Synths growl like the bellows of huge furnaces, hot and dry with the arid stink of smelted metal. Those remain the bedrock of Sua-Hiam-Zun, but are often shrouded in a layer of fog that seems unbreakable, as if it stretches clear to the highest reaches of the album’s choked atmosphere. The real movement is contained to clattering and clanging percussive notes that seem to act as the inhabitants of Scattered Purgatory’s universe. Needless to say, that universe has no apparent love for itself – a negative space that’s full of life trapped under glass.
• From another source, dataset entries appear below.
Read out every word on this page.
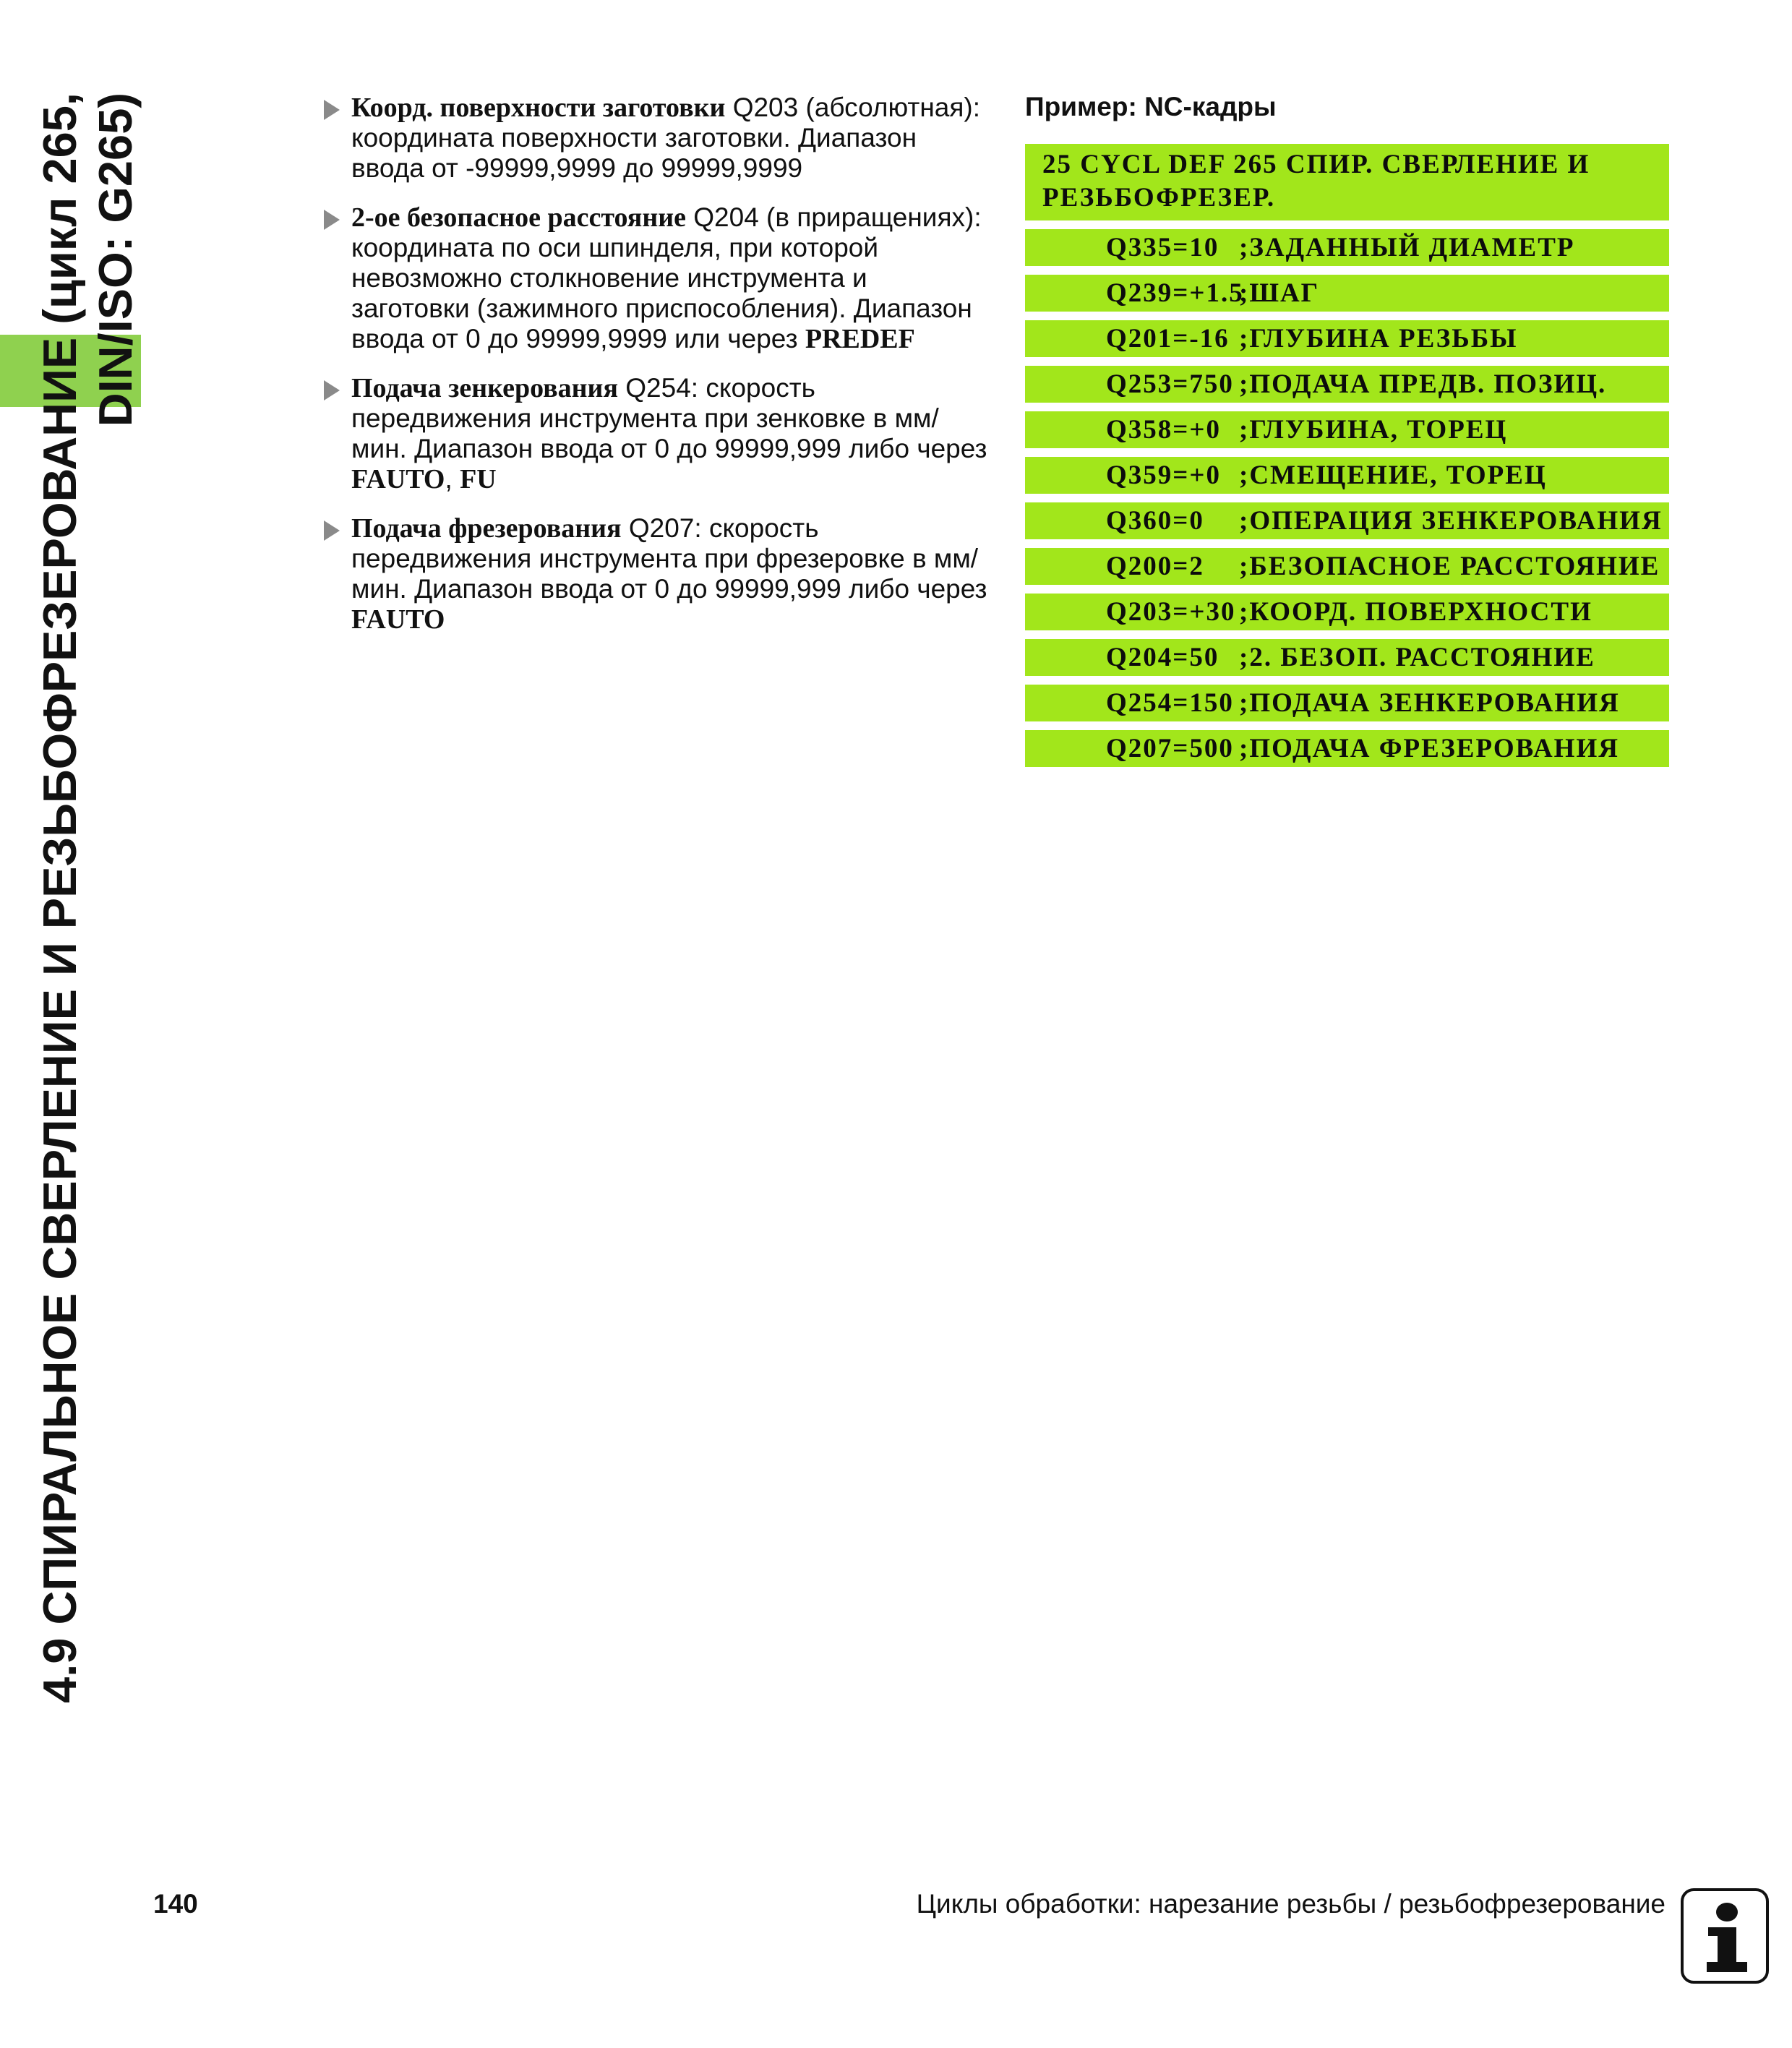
4.9 СПИРАЛЬНОЕ СВЕРЛЕНИЕ И РЕЗЬБОФРЕЗЕРОВАНИЕ (цикл 265, DIN/ISO: G265)	Коорд. поверхности заготовки Q203 (абсолютная): координата поверхности заготовки. Диапазон ввода от -99999,9999 до 99999,9999
2-ое безопасное расстояние Q204 (в приращениях): координата по оси шпинделя, при которой невозможно столкновение инструмента и заготовки (зажимного приспособления). Диапазон ввода от 0 до 99999,9999 или через PREDEF
Подача зенкерования Q254: скорость передвижения инструмента при зенковке в мм/мин. Диапазон ввода от 0 до 99999,999 либо через FAUTO, FU
Подача фрезерования Q207: скорость передвижения инструмента при фрезеровке в мм/мин. Диапазон ввода от 0 до 99999,999 либо через FAUTO
Пример: NC-кадры
25 CYCL DEF 265 СПИР. СВЕРЛЕНИЕ И РЕЗЬБОФРЕЗЕР.
Q335=10 ;ЗАДАННЫЙ ДИАМЕТР
Q239=+1.5
;ШАГ
Q201=-16 ;ГЛУБИНА РЕЗЬБЫ
Q253=750 ;ПОДАЧА ПРЕДВ. ПОЗИЦ.
Q358=+0 ;ГЛУБИНА, ТОРЕЦ
Q359=+0 ;СМЕЩЕНИЕ, ТОРЕЦ
Q360=0 ;ОПЕРАЦИЯ ЗЕНКЕРОВАНИЯ
Q200=2 ;БЕЗОПАСНОЕ РАССТОЯНИЕ
Q203=+30 ;КООРД. ПОВЕРХНОСТИ
Q204=50 ;2. БЕЗОП. РАССТОЯНИЕ
Q254=150 ;ПОДАЧА ЗЕНКЕРОВАНИЯ
Q207=500 ;ПОДАЧА ФРЕЗЕРОВАНИЯ
140	Циклы обработки: нарезание резьбы / резьбофрезерование
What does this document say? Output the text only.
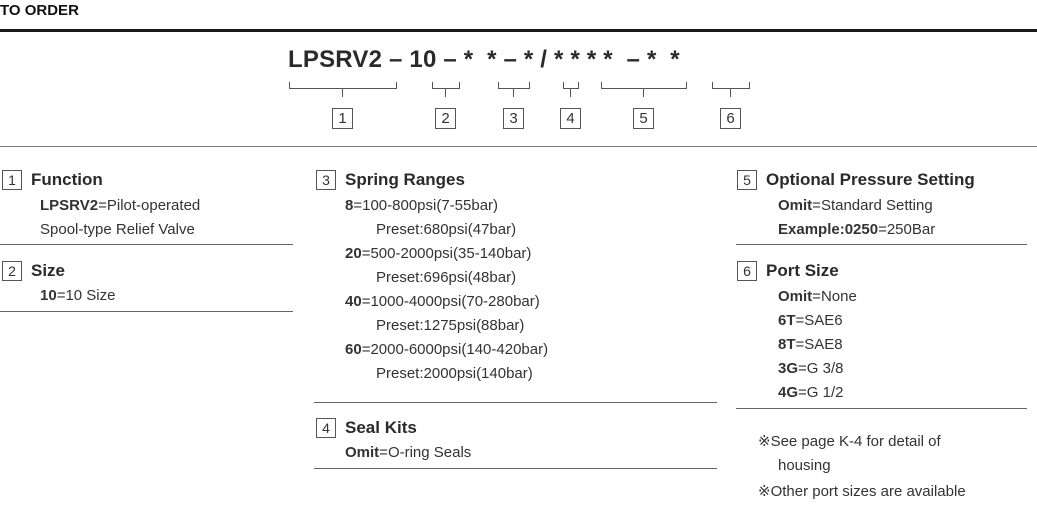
TO ORDER
LPSRV2 – 10 – *  * – * / * * * *  – *  *
1	2	3	4	5	6
1 Function
LPSRV2=Pilot-operated
Spool-type Relief Valve
2 Size
10=10 Size
3 Spring Ranges
8=100-800psi(7-55bar)
Preset:680psi(47bar)
20=500-2000psi(35-140bar)
Preset:696psi(48bar)
40=1000-4000psi(70-280bar)
Preset:1275psi(88bar)
60=2000-6000psi(140-420bar)
Preset:2000psi(140bar)
4 Seal Kits
Omit=O-ring Seals
5 Optional Pressure Setting
Omit=Standard Setting
Example:0250=250Bar
6 Port Size
Omit=None
6T=SAE6
8T=SAE8
3G=G 3/8
4G=G 1/2
※See page K-4 for detail of
housing
※Other port sizes are available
Scattered Purgatory takes aim at both doom and drone on this album and wind up finding the best of both. The widescreen drones, of course, do nothing to relax the mind as the band continues to punch the anxiety centers of our brains at each leaden moment, but the cinematic grandeur also comes with a feeling of strange imprisonment that’s harder and harder to resist as the album progresses. We see the end coming and are almost powerless to stop it, dragged down by dread and fear and perhaps hopelessness, but in its absolute domination of the horizon, the end seems almost breathtaking to behold through Scattered Purgatory’s eyes.